Em sua primeira audiência ao Colégio de Cardeais, no terceiro dia após ser eleito Papa, Leão XIV assim explicou ao mundo o motivo da escolha de seu nome: “São várias as razões, mas a principal é porque o Papa Leão XIII, com a histórica encíclica Rerum novarum, abordou a questão social no contexto da primeira grande revolução industrial; e, hoje, a Igreja oferece a todos a riqueza de sua doutrina social para responder a outra revolução industrial e aos desenvolvimentos da inteligência artificial, que trazem novos desafios para a defesa da dignidade humana, da justiça e do trabalho”. A nova “revolução” da inteligência artificial, portanto, bem como os desafios e oportunidades que ela traz consigo para nosso mundo, estarão na mira do magistério do nosso novo Papa.
Entre os desafios associados ao desenvolvimento da inteligência artificial, podemos citar mudanças significativas no mercado de trabalho, com profissões que tendem a desaparecer ou ter sua demanda de pessoal amplamente diminuída, impondo a busca de alternativas de recolocação. Já no momento atual, sente-se o impacto em áreas como tradução, análise e processamento de dados – mas também, em um momento posterior, até mesmo em consultas jurídicas, ilustrações artísticas, projetos arquitetônicos ou de engenharia, diagnósticos médicos…

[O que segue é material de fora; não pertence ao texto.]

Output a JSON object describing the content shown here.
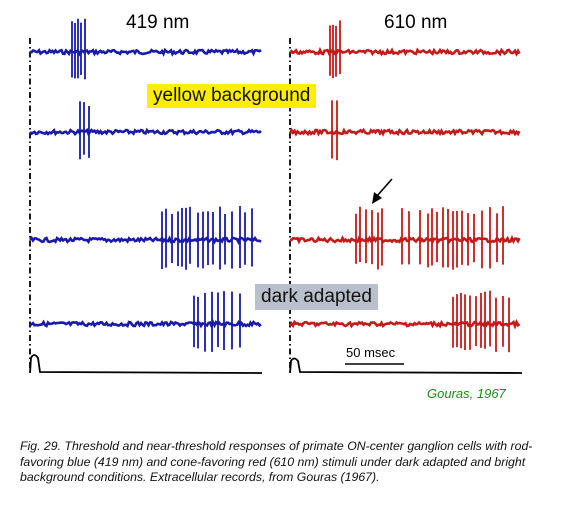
{
  "columns": [
    {
      "label": "419 nm",
      "color": "#1a1aaa"
    },
    {
      "label": "610 nm",
      "color": "#c41a1a"
    }
  ],
  "conditions": {
    "bright": "yellow background",
    "dark": "dark adapted"
  },
  "scale_bar": "50 msec",
  "citation": "Gouras, 1967",
  "caption": "Fig. 29. Threshold and near-threshold responses of primate ON-center ganglion cells with rod-favoring blue (419 nm) and cone-favoring red (610 nm) stimuli under dark adapted and bright background conditions. Extracellular records, from Gouras (1967).",
  "colors": {
    "yellow_highlight": "#ffee00",
    "dark_highlight": "#b9c0cc",
    "citation_green": "#1a8c1a"
  },
  "traces": {
    "blue": [
      {
        "spikes": [
          72,
          75,
          78,
          81,
          85
        ]
      },
      {
        "spikes": [
          80,
          84,
          89
        ]
      },
      {
        "spikes": [
          162,
          166,
          172,
          178,
          182,
          186,
          190,
          198,
          203,
          208,
          213,
          220,
          225,
          232,
          240,
          245,
          252
        ]
      },
      {
        "spikes": [
          194,
          198,
          205,
          212,
          218,
          224,
          232,
          240
        ]
      }
    ],
    "red": [
      {
        "spikes": [
          330,
          333,
          336,
          340
        ]
      },
      {
        "spikes": [
          332,
          337
        ]
      },
      {
        "spikes": [
          356,
          360,
          366,
          372,
          378,
          382,
          402,
          409,
          420,
          428,
          432,
          437,
          443,
          448,
          453,
          457,
          462,
          468,
          474,
          482,
          490,
          497,
          503
        ]
      },
      {
        "spikes": [
          453,
          457,
          461,
          465,
          470,
          476,
          481,
          485,
          490,
          496,
          503,
          509
        ]
      }
    ]
  }
}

Outro desafio está nos chatbots, que simulam personalidades reais, com a pretensão de substituir relações humanas. O dono da Meta, Mark Zuckerberg, recentemente afirmou em uma entrevista que o norte-americano médio tem menos de três amigos, em uma espécie de epidemia de solidão e falta de relacionamentos, sugerindo que, no futuro, a IA poderia ajudar nesse sentido. Ao mesmo tempo, já há casos como o de Sewell Setzer, o adolescente norte-americano de 14 anos que, após 10 meses de relacionamento cada vez mais intenso com a “Dany”, uma personagem de IA hiper-realista com a qual conversava, se suicidou em fevereiro de 2024. Nas últimas mensagens que trocou, o menino disse à “Dany” que a amava e que em breve voltaria para casa – ao que a máquina respondeu, “Por favor, volte para casa o mais rápido possível, meu amor”.
Também podemos pensar nos deepfakes, uma espécie de fake news potencializado, em que é quase impossível distinguir o real do ilusório. O próprio Papa Leão XIV foi vítima de um vídeo artificial que obteve milhões de visualizações, em que sua imagem e sua voz foram usadas para simular um suposto discurso de louvores ao líder de Burkina Faso.
Por fim, há a questão de que o recurso imoderado às facilidades da IA pode enfraquecer o desenvolvimento normal das habilidades intelectuais dos seres humanos em formação – pois quando tudo é muito fácil e a informação está sempre ao alcance dos dedos, tendemos a ficar “preguiçosos”. Acontece que o raciocínio abstrato e a capacidade de penetração intelectual não “caem do céu”, mas precisam ser conquistados por meio de um percurso de esforço intelectual – daí o sentido de estudar, no colégio, assuntos que não necessariamente usaremos em nossa vida profissional, mas que têm o papel de desenvolver a inteligência.
Há várias outras questões a considerar – mas, de todo modo, o certo é que não devemos ter medo dessas novidades, como se de alguma forma pudessem ameaçar a autenticidade ou a atualidade da mensagem cristã. Pois, como diz o Catecismo da Igreja Católica, “nunca pode haver verdadeiro desacordo entre [fé e razão]: o mesmo Deus que revela os mistérios e comunica a fé também acendeu no espírito humano a luz da razão. E Deus não pode negar-Se a Si próprio, nem a verdade pode jamais contradizer a verdade” (CIC 159). A Igreja, como um sábio escriba, consegue sempre tirar coisas antigas e novas de seu tesouro – e como especialista em humanidade, está em posição privilegiada para contribuir positivamente para uma visão das novas tecnologias que respeite o valor da dignidade humana e o bem comum. Esperemos, então, que o Magistério do Papa nos dê mais luzes, à luz do Evangelho e da sempre viva Tradição da Igreja, para responder aos desafios de nosso tempo!